Stablecoin Infra Startup Checker Raises $8M for Africa, Asia Expansion
TLDR
- Checker secured $8 million in seed funding from key investors to expand its stablecoin payment infrastructure across Africa, Asia, and Latin America.
- Founded in 2025, Checker builds infrastructure connecting banks, remittance firms, and neobanks to stablecoin liquidity and payment rails via a single API.
- Checker plans to enhance payment coverage, reach new markets, and develop borrowing and lending products to streamline customer pre-funding needs, ultimately aiming to bridge the gap in stablecoin integration for financial institutions.
Checker raised $8 million in seed funding to expand its stablecoin payment infrastructure across Africa, Asia and Latin America.
The round was led by Galaxy Ventures, Al Mada Ventures and Framework Ventures. Other investors included DFS Lab, Bitso, Airtm, Onigiri Capital, SNZ Capital and Velocity Capital, along with operators from Africa’s technology sector, including Flutterwave co-founder Iyin Aboyeji, former Onafriq blockchain payments executive Gwera Kiwana and Juicyway co-founder Justin Ziegler.
Founded in 2025 by Jack Chong, Nathan Crocker, Justin McMahan and Michael Zaczyk, Checker builds infrastructure that lets banks, remittance firms and neobanks connect to stablecoin liquidity and payment rails through one API. The company says its network supports 75 currencies and African markets including Nigeria, Kenya, Tanzania, Ghana and Francophone West Africa.
Checker said it will use the funding to expand payment coverage, connect more markets and build borrowing and lending products that reduce pre-funding needs for customers. It also plans to launch AI agents for treasury management, back-office operations and predictive analytics for financial institutions.

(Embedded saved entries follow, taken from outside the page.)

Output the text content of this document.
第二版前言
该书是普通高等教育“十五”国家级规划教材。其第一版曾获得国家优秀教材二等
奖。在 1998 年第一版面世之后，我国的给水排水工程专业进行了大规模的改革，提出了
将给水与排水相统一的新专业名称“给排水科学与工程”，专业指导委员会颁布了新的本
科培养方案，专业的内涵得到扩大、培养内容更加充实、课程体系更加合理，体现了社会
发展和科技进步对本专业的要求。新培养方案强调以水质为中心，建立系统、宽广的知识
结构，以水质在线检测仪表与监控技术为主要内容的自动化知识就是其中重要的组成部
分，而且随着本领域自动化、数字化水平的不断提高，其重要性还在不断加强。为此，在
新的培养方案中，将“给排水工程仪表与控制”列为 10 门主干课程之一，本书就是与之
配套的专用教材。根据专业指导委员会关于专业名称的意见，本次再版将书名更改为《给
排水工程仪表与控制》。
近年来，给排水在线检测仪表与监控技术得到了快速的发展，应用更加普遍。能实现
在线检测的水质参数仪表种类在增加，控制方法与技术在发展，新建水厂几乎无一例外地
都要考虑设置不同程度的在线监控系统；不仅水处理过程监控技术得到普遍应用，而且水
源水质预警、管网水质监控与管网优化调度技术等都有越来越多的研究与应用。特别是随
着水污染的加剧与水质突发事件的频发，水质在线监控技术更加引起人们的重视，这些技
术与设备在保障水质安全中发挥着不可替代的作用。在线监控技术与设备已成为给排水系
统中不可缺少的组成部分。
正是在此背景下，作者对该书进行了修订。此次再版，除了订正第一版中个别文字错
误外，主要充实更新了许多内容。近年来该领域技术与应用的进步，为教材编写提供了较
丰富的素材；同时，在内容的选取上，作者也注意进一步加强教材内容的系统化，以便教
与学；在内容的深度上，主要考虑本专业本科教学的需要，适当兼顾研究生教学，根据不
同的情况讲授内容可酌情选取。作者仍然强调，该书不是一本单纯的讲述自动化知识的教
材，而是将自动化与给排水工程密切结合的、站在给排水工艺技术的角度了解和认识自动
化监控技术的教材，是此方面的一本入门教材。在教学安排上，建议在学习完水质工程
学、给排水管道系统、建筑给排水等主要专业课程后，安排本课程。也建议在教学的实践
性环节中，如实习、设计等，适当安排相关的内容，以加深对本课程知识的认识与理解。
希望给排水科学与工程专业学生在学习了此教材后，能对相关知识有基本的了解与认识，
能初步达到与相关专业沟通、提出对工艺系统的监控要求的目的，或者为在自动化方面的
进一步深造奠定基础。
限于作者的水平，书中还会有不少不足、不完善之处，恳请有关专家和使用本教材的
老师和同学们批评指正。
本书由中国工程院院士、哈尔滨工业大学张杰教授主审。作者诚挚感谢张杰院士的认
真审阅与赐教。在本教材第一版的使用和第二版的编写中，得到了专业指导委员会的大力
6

The company has processed $3 billion in total volume and onboarded clients including Rail, Braza Bank in Brazil and Belo in Argentina. The raise comes as African regulators move to formalize virtual asset rules, with Kenya and Ghana advancing frameworks for virtual asset service providers.
Key Takeaways
Checker’s funding shows how stablecoins are moving from crypto trading into payment infrastructure. For banks, remittance companies and neobanks, the appeal is settlement speed, liquidity access and lower dependence on correspondent banking networks. Cross-border payments in Africa, Asia and Latin America can involve high fees, slow settlement, trapped liquidity and several intermediaries. Stablecoin rails can reduce some of those frictions, but regulated institutions still need compliance, reporting, liquidity partners, fraud controls and local payment connections. That is the gap Checker wants to fill. Its bet is that financial institutions will not build separate stablecoin integrations in every market. They will want one orchestration layer that connects providers, currencies and payment routes. Regulation is now the main swing factor. As countries such as Kenya and Ghana clarify virtual asset rules, infrastructure companies can work with licensed partners instead of operating in a gray zone. The market will still be competitive, with companies like Conduit and other stablecoin payment providers chasing the same rails. Checker’s test will be whether it can turn volume into durable revenue while meeting compliance standards across many jurisdictions.